Stranger Things 2 offers no such bait – nor does it need to.
Producers the Duffer brothers patiently allow the second season to unfold, confident that we’re invested in their teen characters and how they’ll navigate what lurks in the town of Hawkins, Indiana confident in how familiar we are with the social milieu of the 80s (or at least its pop culture) that they expertly recreate confident we’ll still get hung up on child’s play.
In the first four episodes made available for review, the Duffers keep the otherworldly haunting known as the Upside Down at bay. Its presence is only felt through whispers and rotting crops, the action instead focusing on the emotional aftermath of the first season. This time, Stranger Things digs deeper into trauma, longing and the hormonal complications of the geeky, adventuresome quartet of boys led by Mike Wheeler (Finn Wolfhard) as they recover from their brush with a monster from another dimension.
Not that the thrills aren’t there. Episode one begins with a spectacular car chase in Pittsburgh – a cold open worthy of early James Cameron that teases the excitement still to come.
The action then shifts back to Hawkins, nearly a year after the events from the first season. The community has moved on, chalking the disturbances up to an anomaly or Cold War conspiracy. Mike tries to do the same. He mopes around with detached longing for telekinetic lab rat Eleven (Millie Bobby Brown) while wearily regarding a new girl in school, Max (Sadie Sink), as an intruder.
Meanwhile, Mike’s older sister, Nancy (Natalia Dyer), watches as her friends and boyfriend carry on with parties and college applications without a second thought about Barb, her best friend who fell prey to the Upside Down in season one. Life moves fast for both Wheelers as the people most important to them slip away along with their childhood, a classic coming-of-age trope that the show handles even better the second time around.

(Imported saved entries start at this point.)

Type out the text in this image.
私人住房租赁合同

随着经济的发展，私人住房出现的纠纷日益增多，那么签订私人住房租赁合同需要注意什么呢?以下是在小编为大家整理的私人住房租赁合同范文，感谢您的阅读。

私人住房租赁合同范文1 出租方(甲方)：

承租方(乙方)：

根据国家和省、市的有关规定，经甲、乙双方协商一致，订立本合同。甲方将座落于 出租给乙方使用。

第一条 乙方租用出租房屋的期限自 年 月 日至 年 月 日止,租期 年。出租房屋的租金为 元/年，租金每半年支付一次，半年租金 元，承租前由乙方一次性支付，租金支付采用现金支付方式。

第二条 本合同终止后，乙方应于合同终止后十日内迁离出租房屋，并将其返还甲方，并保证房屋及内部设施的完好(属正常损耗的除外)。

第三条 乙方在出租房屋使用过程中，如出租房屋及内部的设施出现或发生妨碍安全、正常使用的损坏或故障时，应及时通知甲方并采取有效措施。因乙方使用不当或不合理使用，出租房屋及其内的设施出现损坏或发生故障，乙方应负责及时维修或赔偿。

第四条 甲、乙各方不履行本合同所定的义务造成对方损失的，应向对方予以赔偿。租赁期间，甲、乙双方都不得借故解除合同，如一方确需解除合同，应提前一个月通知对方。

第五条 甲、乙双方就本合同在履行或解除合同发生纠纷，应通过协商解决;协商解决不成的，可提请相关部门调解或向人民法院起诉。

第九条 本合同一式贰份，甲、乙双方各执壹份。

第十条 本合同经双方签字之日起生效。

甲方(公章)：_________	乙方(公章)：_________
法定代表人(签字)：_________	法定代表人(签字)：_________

Season one leaned heavily on nostalgia and the drama sometimes felt like window dressing to the callbacks and references to 80s pop culture. Nostalgia is still prominent in season two, but the characters admirably stake their ground.
The growth is noticeable in how Eleven is handled. No longer mimicking E.T., she is not just a powerful oddity causing awe and bewilderment, but instead a regular teenager full of raging emotions, testing boundaries and searching for an identity.
Then there’s Will, the kid lost to the Upside Down in season one. Schnapp turns in a heart-wrenching performance as a traumatized child trying to be normal. His friends treat him like a snowflake, bullies call him “zombie boy” and the Upside Down won’t stop calling to him.
He was a plot device in the last season, much like the child in Poltergeist, but now he’s front and centre like Linda Blair in The Exorcist. Remember how William Friedkin’s horror classic took its sweet-ass time getting to all the head-spinning frights? If that’s what the Duffer brothers are aspiring to, I have no problem savouring season two’s slow burn.